Zonary helps SMEs identify locations where residential growth - and therefore local demand - is likely to accelerate before it becomes obvious on the ground.

Instead of relying on footfall after the fact or expensive reports, Zonary uses planning behaviour as a leading signal for where people are about to move and settle.

Users select a location and radius, and Zonary:

  • Breaks the area into micro-regions to detect hyper-local planning changes
  • Generates a heatmap showing where residential development momentum is increasing
  • Scores regions based on:
    • New residential build momentum (where population growth is being unlocked)
    • Council approval behaviour (where planning resistance is decreasing, signalling a shift in policy or alignment)
    • Income resilience (whether new housing can be absorbed into sustained local demand)
  • Ranks the top postcodes within the area
  • Surfaces real property listings so businesses can act early
  • Provides AI-generated explanations that translate planning data into plain-English location rationale

Rather than showing where demand already exists, Zonary reveals where demand is about to arrive - helping SMEs expand into areas with growing customer bases, before competition and costs catch up.


How we built it

We built Zonary as a client-side web application using:

  • React + TypeScript for the frontend
  • Vite for fast iteration
  • Map-based visualisation for spatial analysis and heatmaps
  • Serac / IBex APIs to retrieve residential planning data, including:

    • Project types (small, medium, large residential)
    • Approval rates
    • Property type
  • External datasets for median income to estimate demand absorption

  • Lightweight AI analysis via Gemini API to summarise patterns and explain scores in natural language


Challenges we ran into

  • Data constraints:
    The available planning data focused on residential project types, which required us to pivot away from business-use forecasting and refine our insight around residential growth instead, and it's knock-on market impact on business.

  • Avoiding noise:
    Planning data is dense and fragmented. A major challenge was designing metrics that captured structural change (representing more fundamental growth) rather than raw activity.

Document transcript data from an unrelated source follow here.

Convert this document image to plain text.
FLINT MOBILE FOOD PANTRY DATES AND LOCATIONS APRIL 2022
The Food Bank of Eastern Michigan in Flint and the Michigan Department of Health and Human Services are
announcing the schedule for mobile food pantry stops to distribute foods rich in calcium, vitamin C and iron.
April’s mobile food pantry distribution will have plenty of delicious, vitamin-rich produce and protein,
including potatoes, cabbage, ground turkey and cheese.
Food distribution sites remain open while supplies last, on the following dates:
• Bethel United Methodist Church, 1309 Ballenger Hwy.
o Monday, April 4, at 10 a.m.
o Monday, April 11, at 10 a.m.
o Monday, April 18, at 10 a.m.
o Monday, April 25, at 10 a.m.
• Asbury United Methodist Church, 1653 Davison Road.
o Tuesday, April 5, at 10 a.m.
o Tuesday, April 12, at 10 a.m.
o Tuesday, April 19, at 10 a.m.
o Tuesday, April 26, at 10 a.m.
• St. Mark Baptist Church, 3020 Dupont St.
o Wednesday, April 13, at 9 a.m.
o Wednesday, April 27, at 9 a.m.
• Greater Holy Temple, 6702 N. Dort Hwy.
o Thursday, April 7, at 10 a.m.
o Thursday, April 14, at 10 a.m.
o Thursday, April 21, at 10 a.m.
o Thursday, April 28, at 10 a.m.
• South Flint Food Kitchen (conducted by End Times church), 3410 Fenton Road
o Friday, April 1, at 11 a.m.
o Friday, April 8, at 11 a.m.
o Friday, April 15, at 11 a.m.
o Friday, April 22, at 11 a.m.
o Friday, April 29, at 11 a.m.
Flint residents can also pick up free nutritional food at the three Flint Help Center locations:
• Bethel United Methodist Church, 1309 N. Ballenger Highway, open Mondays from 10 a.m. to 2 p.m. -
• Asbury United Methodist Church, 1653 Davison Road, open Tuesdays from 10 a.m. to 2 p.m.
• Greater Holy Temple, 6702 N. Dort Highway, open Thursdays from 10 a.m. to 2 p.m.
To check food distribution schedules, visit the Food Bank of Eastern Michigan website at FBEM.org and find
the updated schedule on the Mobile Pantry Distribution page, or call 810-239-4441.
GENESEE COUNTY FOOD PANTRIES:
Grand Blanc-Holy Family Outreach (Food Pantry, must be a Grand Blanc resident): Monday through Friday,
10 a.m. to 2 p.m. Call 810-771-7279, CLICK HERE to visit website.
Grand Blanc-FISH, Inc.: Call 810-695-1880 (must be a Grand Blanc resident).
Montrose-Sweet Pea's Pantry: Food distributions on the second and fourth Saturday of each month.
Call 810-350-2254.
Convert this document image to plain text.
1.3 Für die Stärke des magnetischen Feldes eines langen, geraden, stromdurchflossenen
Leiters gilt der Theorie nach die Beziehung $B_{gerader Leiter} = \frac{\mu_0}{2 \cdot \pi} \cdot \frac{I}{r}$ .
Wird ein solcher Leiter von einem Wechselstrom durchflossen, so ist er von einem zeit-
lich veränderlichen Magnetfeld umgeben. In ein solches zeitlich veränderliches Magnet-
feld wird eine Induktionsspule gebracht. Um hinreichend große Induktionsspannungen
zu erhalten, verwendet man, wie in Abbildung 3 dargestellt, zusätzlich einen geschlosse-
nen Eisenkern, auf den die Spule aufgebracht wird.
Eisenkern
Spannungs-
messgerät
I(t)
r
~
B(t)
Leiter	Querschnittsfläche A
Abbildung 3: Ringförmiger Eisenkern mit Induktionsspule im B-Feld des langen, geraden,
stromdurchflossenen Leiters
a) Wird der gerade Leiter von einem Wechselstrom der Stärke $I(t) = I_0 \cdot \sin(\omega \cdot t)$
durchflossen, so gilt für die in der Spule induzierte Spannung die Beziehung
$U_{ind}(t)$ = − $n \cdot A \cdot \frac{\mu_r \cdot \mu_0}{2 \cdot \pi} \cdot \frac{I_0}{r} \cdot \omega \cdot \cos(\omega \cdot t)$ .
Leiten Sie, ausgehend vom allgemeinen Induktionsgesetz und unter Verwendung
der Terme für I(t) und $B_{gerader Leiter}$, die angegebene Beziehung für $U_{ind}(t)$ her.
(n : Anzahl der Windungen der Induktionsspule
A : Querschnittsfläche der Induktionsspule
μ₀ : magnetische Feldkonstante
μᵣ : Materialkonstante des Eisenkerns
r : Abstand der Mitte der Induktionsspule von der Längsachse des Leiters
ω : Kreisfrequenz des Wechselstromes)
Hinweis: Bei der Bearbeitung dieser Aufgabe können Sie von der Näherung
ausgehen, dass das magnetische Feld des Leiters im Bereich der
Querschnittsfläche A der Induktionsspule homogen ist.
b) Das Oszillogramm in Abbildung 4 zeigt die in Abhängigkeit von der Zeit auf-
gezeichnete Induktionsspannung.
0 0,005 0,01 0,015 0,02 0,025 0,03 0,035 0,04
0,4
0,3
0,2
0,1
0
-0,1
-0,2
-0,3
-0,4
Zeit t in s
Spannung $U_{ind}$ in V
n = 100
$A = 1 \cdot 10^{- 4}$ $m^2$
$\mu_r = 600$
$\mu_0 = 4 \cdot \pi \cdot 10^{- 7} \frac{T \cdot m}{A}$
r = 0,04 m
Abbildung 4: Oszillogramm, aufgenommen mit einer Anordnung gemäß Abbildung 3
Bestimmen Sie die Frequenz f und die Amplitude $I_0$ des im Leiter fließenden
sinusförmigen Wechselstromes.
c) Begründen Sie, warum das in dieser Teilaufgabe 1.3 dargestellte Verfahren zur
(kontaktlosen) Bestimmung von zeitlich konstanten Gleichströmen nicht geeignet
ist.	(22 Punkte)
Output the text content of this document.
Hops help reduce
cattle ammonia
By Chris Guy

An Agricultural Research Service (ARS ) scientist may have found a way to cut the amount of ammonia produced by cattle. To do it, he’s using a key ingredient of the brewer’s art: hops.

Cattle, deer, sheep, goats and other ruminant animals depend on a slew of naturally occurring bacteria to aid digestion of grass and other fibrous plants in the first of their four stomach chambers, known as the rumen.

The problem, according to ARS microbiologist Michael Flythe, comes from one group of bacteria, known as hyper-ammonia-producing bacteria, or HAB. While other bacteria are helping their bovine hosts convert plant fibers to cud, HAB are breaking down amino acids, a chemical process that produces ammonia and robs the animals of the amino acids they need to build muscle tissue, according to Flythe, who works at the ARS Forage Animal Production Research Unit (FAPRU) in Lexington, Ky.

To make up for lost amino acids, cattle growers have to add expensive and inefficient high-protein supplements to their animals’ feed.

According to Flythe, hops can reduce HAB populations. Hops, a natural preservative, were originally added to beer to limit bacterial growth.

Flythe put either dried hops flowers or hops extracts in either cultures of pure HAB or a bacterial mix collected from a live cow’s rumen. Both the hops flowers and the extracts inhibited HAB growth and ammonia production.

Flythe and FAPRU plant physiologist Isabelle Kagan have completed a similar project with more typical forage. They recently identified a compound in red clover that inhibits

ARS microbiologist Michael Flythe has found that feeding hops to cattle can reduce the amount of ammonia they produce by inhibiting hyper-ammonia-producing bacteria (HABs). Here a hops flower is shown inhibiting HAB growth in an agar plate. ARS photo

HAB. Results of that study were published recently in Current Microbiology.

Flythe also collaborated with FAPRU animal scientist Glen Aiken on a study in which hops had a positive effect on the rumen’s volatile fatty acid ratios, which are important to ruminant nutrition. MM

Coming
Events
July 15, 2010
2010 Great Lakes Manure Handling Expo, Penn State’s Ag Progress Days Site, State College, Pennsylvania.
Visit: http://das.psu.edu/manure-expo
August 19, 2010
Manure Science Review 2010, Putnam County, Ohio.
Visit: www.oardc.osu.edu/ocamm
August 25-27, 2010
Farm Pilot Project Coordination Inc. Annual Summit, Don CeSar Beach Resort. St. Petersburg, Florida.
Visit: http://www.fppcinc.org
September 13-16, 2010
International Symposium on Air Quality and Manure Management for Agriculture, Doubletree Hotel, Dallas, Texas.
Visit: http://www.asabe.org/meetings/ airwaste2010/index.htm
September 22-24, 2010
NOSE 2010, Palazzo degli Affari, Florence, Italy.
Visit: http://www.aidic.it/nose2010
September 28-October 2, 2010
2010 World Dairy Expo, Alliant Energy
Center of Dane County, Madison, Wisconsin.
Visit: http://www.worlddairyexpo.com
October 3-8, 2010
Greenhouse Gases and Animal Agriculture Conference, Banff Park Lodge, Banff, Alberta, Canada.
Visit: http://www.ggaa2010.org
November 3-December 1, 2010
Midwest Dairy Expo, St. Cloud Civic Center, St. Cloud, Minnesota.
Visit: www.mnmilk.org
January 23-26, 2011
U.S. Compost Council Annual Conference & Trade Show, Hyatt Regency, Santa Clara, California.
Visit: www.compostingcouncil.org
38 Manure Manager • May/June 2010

Accomplishments that we're proud of

  • Identifying and operationalising planning approval behaviour as a leading indicator of residential growth
  • Designing a system that highlights constraint relaxation, not just development volume
  • Building a product that moves users from insight → action in one flow
  • Creating analytics based on fundamental market truths that remain accessible to SMEs and independent investors

What we learned

  • Planning systems embed powerful early signals - but they’re rarely analysed at a micro-geographic level. Finding granular data at that scale is hard!
  • Approval rates and decision speeds can be more informative than raw application counts.
  • Median income is most valuable when framed as absorption capacity, not generic demand
  • Less data, used intentionally, often produces clearer insight than overly complex dashboards.

What's next for Zonary

Next steps include:

  • Incorporating unit-level data (e.g. number of bedrooms, not just homes)
  • Adding additional constraint layers such as conservation areas or flood risk
  • Developing alerting and monitoring features for ongoing planning regime shifts - defo a cool tool to buildto alert investors as soon as possible

Our long-term vision is to make early planning intelligence — once locked behind consultants and relationships — available to anyone making residential investment decisions.